Suddenly, he was solely responsible for $1,400 in medical bills he'd racked up this month, and for all the health care he might need in the months to come. Fourteen hundred dollars is three quick office visits — including an annual physical — without insurance. With Breen's insurance, the care would have cost $90 in copays.

Breen, the 27-year-old communications director of the nonprofit Jewish Community Action in St. Paul, shared his story in a series of incredulous tweets on Thursday: The eight different departments he called; the four different supervisors who told him he was out of luck. No other insurer, he was told, would enroll someone who'd just been kicked off a plan due to lack of payment.

"When you talk to people you don't know, who hold your fate in their hands," Breen said he realized "just how small and powerless the system makes you feel."

As he shared his story online, others chimed in with their own.

"This happened to me last year," one woman tweeted. "I was on the hook for thousands of dollars (I have Stage  4 cancer). It took intervention by a member of Congress to get my coverage back."

"This happened to my son in NY two years ago," a man wrote. "They got his September payment a few days late but didn't tell him. He continued to make his monthly payments (which they continued to cash) and only found out in December that they had dropped his coverage in October. Crooks."

Even Breen's 83-year-old grandmother has been kicked out of her health plan briefly after an auto-pay system went down and messed up her premium payments.

Here's the thing about sharing your troubles online with curious onlookers and journalists. It works.

Breen spent years as a congressional press secretary, including work for current Minnesota Attorney General Keith Ellison. He knew social media, he knew the media and he knew the system.

He knew he could file a grievance with the Minnesota Commerce Department, which oversees the insurance industry.

By Thursday afternoon, HealthPartners had reinstated Breen's coverage.

We're "pleased this has been resolved," the company said in a statement, noting that federal guidelines allow them to kick customers off their plans 31 days after a missed payment. "At HealthPartners we work hard to help members understand their coverage and payment. We're always looking for opportunities to make this process more simple and understandable."'

HealthPartners did not comment on Breen's case, citing confidentiality.

This is what passes for a happy ending in health care these days.

Health care in America is so expensive, health insurance is the only reason we have money left for groceries. Assuming we have any grocery money left after we pay our monthly premiums.

One out of every five Americans is drowning in medical debt. People are dying because they can't afford insulin. Last fall, I wrote about a colleague who got a splinter removed at a St. Paul walk-in clinic and walked out with a $751 bill, and people are still sending me stories about their overpriced appendectomies.

And those are the lucky ones — the ones with health insurance to help cover the cost of a $20,000 broken arm or a $95 flu shot.

At last count, 349,000 Minnesotans were uninsured.

Breen knows how close he came to joining them.

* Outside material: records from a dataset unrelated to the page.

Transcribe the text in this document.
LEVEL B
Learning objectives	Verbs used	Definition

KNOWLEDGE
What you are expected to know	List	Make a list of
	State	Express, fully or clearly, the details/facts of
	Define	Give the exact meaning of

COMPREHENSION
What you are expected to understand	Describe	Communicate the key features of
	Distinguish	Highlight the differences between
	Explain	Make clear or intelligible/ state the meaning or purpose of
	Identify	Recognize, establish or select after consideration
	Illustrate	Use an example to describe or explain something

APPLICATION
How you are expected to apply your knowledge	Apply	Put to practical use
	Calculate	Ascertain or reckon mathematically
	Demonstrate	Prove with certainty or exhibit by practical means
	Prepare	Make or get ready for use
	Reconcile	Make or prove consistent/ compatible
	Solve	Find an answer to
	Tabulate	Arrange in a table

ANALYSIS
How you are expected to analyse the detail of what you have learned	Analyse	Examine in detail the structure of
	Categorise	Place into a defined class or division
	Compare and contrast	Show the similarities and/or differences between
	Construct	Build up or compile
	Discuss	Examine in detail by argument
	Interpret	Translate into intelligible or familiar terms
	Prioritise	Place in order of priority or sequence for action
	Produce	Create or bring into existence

"[My] story is the kind of story a well-connected, media savvy middle class guy can tell," he tweeted after his coverage was restored. "[I]magine what it's like for poor people and old people and people of color and people without advocates and people without money and people without power."

That's health insurance in America, he said.

"When people say they love their insurance," he said, they only mean "they love the care their insurance helps them get."

Nobody loves searching for health care in a system that couldn't care less.

Correction: Earlier versions of this column misstated the amount a Minnesota man overpaid his December insurance premium. He overpaid his $300 monthly premium by about $50.